3)      berhubungan semenda, yaitu mertua, anak tiri, menantu, dan ibu/bapak tiri.
4)      berhubungan susuan, yaitu orang tua susuan, anak susuan, saudara sususan, dan bibi/paman susuan.
5)      berhubungan saudara dengan istri atau sebagai bibi atau kemenakan dari istri, dalam hal seorang suami beristri lebih dari seorang.
6)      mempunyai hubungan yang oleh agamanya atau peraturan lain yang berlaku, dilarang kawin.

Pasal 8 menjelaskan orang-orang yang dilarang menikah. jika diperhatikan larangan menikah tersebut berlaku bagi orang yang masih memiliki hubungan darah, hubungan semenda, hubungan susuan, dan memiliki hubungan yang oleh agama dilarang menikah.

4.      Batalnya Perkawinan
Pasal 22
Perkawinan dapat dibatalkan apabila para pihak tidak memenuhi syarat-syarat untuk melangsungkan perkawinan.

Pasal 23
yang dapat mengajukan pembatalan perkawinan yaitu:
1)      Para keluarga dalam garis keturanan lurus ke atas dari suami atau istri;
2)      Suami atau istri;
3)      Pejabat yang berwenang hanya selama perkawinan belum diputuskan;
4)      Pejabat yang ditunjuk tersebut ayat (2) pasal 16 undang-undang ini dan setiap orang yang mempunyai kepentingan hukum secara langsung terhadap perkawinan tersebut, tetapi hanya setelah perkawinan itu putus.
Kedua pasal di depan menjelaskan bahwa suatu perkawinan dapat dibatalkan jika para pihak tidak memenuhi syarat-syarat untuk melangsungkan perkawinan.
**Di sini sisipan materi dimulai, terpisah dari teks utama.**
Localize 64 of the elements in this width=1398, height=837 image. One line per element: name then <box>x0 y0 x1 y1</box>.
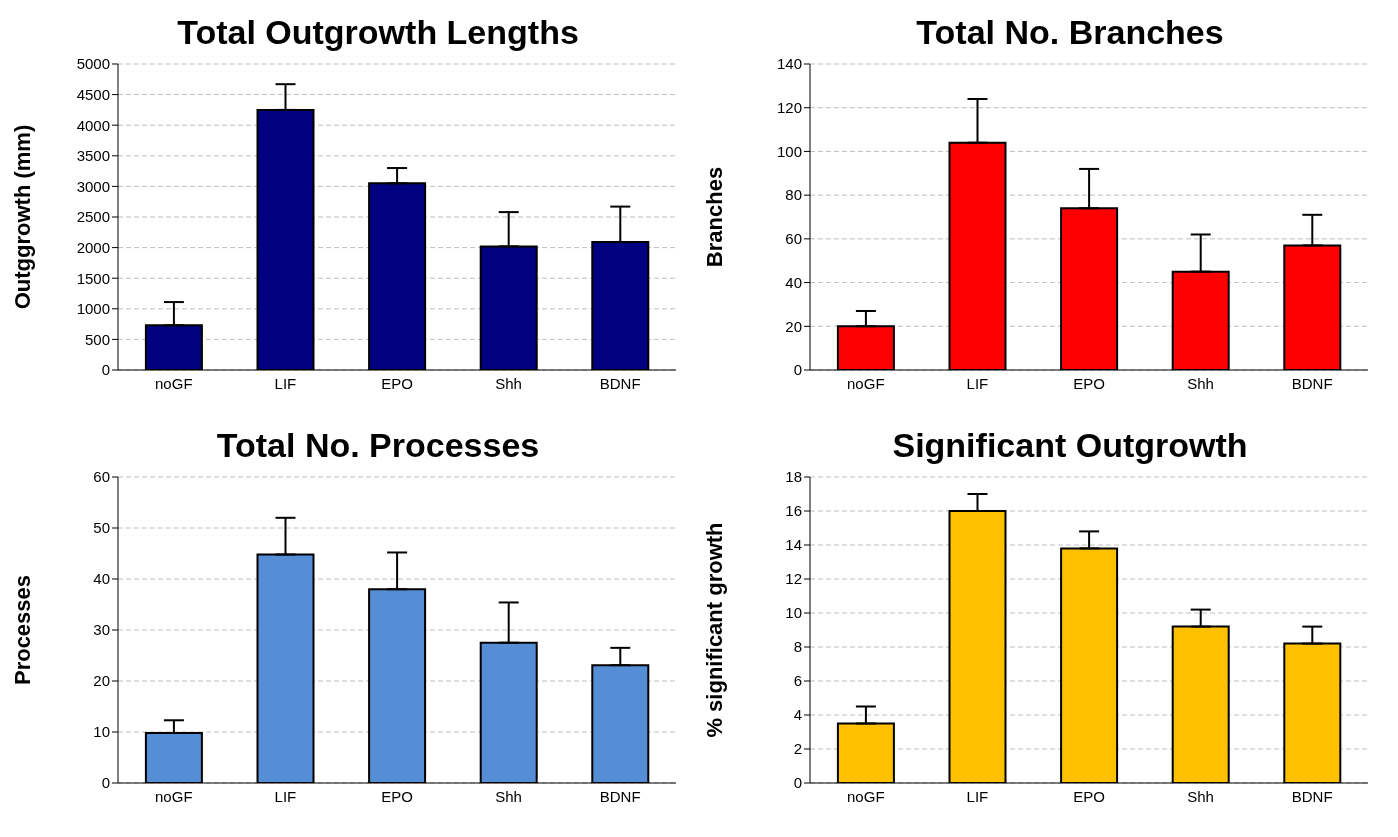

Selain itu, pasal23 menjelaskan tentang orang-orang yang berhak mengajukan pembatalan perkawinan.

5.      Penyebab Putusnya Perkawinan
Pasal 38
Perkawinan dapat putus karena:
1)      Kematian,
2)      Perceraian, dan
3)      Atas putusan pengadilan.
Penyebab putusnya perkawinan menurut pasal 38 adalah kematian salah satu pihak, perceraian, dan atas keputusan pengadilan.
6.      Akibat Putusnya Perkawinan
Pasal 41
Akibat putusnya perkawinan karena perceraian ialah:
1)      Baik ibu atau bapak tetap berkewajiban memelihara dan mendidik anak-anaknya, semata-mata berdasarkan kepentingan anak, bilamana ada perselisihan mengenai penguasaan anak-anak, pengadilan memberi keputusannya.
2)     Bapak yang bertanggung jawab atas semua biaya pemeliharaan dan pendidikan yang diperlukan anak itu, bilamana bapak tersebut dalam kenyataan tidak memenuhi kewajiban tersebut, pengadilan dapat menentukan bahwa ibu ikut memikul biaya tersebut.
3)      Pengadilan dapat mewajibkan kepada bekas suami untuk memberikan biaya penghidupan dan/atau menentukan sesuatu kewajiban bagi bekas istri.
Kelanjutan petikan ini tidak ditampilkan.